Comment by 05
11 hours ago
You’re talking about bargain bin analog FPV drones? Most people can’t operate them and even for an experienced operator it’s far from the best tool for the job of filming armed thugs..I mean ICE..
You’d need a digital system with a gimbal, and the DJI O4 Pro alone will run you $200+. For dual lenses with different zoom levels and feed switching it’s getting pretty expensive very fast.
You don't have to fly in acro mode lol. The common hobbyist drone firmwares have full support for even things like autonomous GPS missions. You also don't need expensive gimbal stabilized cameras; you're not making a cinematic film, so you can just hot glue a 360 camera to the bottom and deal with the slight oscillations.
Most people can't operate drones, period.
FPV is a skill you can learn though and for filming armed thugs I actually can't think of a better tool because it allows you to fly the drone out of LOS so you can do it from a relatively safe position while still getting footage that matters.
For extra protection you could even abandon the drone and record the video directly on your headset.
> Most people can't operate drones, period.
Technically true I guess, but learning to fly a recent DJI drone takes about ten minutes.
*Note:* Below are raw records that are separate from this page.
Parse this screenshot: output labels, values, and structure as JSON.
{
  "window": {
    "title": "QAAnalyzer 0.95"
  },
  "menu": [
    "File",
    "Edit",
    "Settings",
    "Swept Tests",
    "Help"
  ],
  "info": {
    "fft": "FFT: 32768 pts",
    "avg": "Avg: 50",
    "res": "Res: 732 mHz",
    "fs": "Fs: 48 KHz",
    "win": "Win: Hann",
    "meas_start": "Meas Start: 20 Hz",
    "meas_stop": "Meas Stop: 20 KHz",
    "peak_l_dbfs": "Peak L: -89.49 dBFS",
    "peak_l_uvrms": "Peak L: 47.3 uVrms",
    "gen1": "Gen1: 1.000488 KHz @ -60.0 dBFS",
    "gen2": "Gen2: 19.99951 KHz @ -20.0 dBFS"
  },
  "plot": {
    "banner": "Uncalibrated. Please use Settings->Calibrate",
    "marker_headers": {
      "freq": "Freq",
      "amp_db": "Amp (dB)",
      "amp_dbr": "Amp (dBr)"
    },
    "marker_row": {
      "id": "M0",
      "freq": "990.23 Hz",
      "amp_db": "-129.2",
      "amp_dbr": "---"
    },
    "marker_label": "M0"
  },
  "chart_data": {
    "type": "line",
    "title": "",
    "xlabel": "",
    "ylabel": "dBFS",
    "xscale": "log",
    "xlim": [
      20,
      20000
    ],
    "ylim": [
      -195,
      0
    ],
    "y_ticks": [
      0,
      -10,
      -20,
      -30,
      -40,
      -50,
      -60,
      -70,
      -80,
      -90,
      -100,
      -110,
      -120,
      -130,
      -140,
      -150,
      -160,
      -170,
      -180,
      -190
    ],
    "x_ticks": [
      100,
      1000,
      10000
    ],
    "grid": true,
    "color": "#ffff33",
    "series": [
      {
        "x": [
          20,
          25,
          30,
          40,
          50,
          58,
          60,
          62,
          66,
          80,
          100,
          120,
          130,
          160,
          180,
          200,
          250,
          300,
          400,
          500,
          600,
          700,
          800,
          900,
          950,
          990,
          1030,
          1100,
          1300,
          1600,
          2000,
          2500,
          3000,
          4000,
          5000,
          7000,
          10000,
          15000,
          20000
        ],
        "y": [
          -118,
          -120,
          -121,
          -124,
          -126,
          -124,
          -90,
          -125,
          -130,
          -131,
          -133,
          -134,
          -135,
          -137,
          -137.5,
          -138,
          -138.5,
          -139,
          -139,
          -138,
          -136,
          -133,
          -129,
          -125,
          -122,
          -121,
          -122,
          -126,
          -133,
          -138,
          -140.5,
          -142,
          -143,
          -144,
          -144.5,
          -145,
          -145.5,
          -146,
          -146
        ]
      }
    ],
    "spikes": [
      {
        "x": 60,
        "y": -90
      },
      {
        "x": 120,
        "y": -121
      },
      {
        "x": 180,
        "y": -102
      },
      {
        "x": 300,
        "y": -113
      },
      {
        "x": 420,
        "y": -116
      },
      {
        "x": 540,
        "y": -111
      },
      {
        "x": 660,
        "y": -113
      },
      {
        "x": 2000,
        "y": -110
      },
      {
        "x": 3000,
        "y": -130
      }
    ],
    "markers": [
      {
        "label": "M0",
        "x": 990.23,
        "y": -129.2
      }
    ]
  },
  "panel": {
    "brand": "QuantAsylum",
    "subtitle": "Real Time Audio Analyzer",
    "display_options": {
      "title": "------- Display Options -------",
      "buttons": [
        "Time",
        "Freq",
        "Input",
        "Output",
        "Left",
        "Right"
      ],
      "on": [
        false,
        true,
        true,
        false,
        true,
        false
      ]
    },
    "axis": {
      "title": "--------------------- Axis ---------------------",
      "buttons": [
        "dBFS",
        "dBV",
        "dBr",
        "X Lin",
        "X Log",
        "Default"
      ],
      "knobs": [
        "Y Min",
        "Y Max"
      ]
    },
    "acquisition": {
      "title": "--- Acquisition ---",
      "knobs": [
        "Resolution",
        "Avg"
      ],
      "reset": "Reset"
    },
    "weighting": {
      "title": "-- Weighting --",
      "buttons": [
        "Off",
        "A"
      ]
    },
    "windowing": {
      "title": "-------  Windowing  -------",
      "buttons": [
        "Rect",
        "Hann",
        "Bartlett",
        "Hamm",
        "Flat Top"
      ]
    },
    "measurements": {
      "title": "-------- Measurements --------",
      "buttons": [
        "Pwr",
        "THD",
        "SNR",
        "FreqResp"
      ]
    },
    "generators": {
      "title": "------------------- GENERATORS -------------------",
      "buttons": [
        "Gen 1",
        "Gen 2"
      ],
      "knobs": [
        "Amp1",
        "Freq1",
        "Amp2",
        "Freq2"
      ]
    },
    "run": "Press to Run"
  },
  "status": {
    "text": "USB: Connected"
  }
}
You're not so much flying it, as telling it what you want and letting it fly itself. And the controller has a built-in tutorial with a simulator.
True, but DJI drones are comparably well behaved (and boring) compared to a homebrew FPV. Even there you have various stabilization modes, including alt-hold, pos-hold and so on. In full acro mode they're a handful, that's for sure, but you don't have to fly like that, just fly in stabilized until you get the hang of that and want to live more dangerously.